In this captivating historical novel, full of superstition, suspense, and secrets, a woman comes to a North Carolina town and rocks the precarious equilibrium of the relationships there. From the start, Over the Plain Houses is filled with a sense of dangerous foreboding: the arrival of USDA agent Virginia Furman is described in stark, plain terms, with Franks hinting at the violence to come. From there, the novel moves toward its powerful climax, with a sense of inevitability that reverberates throughout the novel.

Irenie Lambey is a housewife and mother who is drawn to the warmth and promises of the new agent in town, Virginia, who initially captures her attention by praising her son’s intelligence and suggesting the possibility of a better school for him. But the relationship between Irenie and Virginia becomes complicated—Irenie’s husband, a recently minted fundamentalist preacher, is increasingly suspicious of both women, and Irenie herself has a few secrets of her own.
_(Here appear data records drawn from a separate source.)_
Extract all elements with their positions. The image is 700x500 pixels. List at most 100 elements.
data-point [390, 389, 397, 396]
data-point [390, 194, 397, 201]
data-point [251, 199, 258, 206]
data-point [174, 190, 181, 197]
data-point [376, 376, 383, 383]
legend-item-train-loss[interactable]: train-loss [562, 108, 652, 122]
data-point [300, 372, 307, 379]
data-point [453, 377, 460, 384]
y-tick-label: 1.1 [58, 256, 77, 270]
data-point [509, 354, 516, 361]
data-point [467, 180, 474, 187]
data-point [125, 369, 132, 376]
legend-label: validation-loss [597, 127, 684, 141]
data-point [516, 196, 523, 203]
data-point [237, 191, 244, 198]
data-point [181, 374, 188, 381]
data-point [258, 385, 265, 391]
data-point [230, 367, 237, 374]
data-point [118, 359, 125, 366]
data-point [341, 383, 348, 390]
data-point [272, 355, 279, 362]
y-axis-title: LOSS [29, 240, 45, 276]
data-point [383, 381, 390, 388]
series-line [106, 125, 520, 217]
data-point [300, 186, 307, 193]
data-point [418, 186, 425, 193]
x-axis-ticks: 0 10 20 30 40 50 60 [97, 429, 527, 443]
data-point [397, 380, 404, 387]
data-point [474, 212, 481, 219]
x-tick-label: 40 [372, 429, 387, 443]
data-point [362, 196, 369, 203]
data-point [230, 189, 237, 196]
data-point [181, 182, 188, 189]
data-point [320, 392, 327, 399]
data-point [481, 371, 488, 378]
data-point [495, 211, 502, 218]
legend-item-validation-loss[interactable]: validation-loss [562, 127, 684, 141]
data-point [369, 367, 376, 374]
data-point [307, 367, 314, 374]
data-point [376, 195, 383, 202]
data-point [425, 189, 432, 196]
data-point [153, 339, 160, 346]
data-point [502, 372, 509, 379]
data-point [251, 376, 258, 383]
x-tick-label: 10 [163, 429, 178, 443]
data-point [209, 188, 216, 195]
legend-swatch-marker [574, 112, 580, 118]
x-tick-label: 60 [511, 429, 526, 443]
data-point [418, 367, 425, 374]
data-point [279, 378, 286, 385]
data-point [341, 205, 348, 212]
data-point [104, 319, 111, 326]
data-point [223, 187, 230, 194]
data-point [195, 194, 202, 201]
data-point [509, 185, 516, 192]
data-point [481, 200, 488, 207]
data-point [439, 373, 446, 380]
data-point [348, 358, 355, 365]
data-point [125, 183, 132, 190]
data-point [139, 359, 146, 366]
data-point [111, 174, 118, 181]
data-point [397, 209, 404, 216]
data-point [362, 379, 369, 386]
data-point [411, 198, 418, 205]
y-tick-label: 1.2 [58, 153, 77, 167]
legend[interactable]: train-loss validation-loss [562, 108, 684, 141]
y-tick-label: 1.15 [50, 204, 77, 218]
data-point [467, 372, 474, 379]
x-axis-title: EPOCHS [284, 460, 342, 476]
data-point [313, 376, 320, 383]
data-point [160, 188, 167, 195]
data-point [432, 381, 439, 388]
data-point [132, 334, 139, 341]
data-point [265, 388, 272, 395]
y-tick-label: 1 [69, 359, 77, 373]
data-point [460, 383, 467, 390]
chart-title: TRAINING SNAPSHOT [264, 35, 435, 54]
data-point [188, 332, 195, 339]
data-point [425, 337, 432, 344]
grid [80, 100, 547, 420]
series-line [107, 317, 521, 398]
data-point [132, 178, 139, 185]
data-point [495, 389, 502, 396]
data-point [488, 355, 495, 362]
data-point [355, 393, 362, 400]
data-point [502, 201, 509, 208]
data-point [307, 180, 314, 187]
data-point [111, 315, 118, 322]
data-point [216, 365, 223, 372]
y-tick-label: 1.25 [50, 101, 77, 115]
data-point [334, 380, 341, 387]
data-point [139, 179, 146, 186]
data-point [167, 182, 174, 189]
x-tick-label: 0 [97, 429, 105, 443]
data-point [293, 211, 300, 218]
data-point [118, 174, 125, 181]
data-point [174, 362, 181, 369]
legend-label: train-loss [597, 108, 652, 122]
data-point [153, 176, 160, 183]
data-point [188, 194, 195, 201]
Feeling trapped within her marriage, she wanders the woods at night to satisfy her desire to be outside, only fueling her husband’s suspicions that something dark and sinister—and possibly supernatural—is going on.

Over the Plain Houses is a personal drama that zeroes in on a few characters in order to show the cascading impact of change on a family and town. The conflict between Irenie and her husband is present from the start, but the divisions between them stretch over the course of the novel as Irenie seeks her freedom and her husband becomes increasingly jealous and suspicious of her. Franks presents a marriage where love is not just about compassion and closeness, but sacrifice, devastation, and possession. What results is a powerful, at times difficult, novel about the coming apart of a family. This book is recommended for historical fiction fans who are looking for powerful, emotional reads with the ability to illustrate all the different shades of the human heart.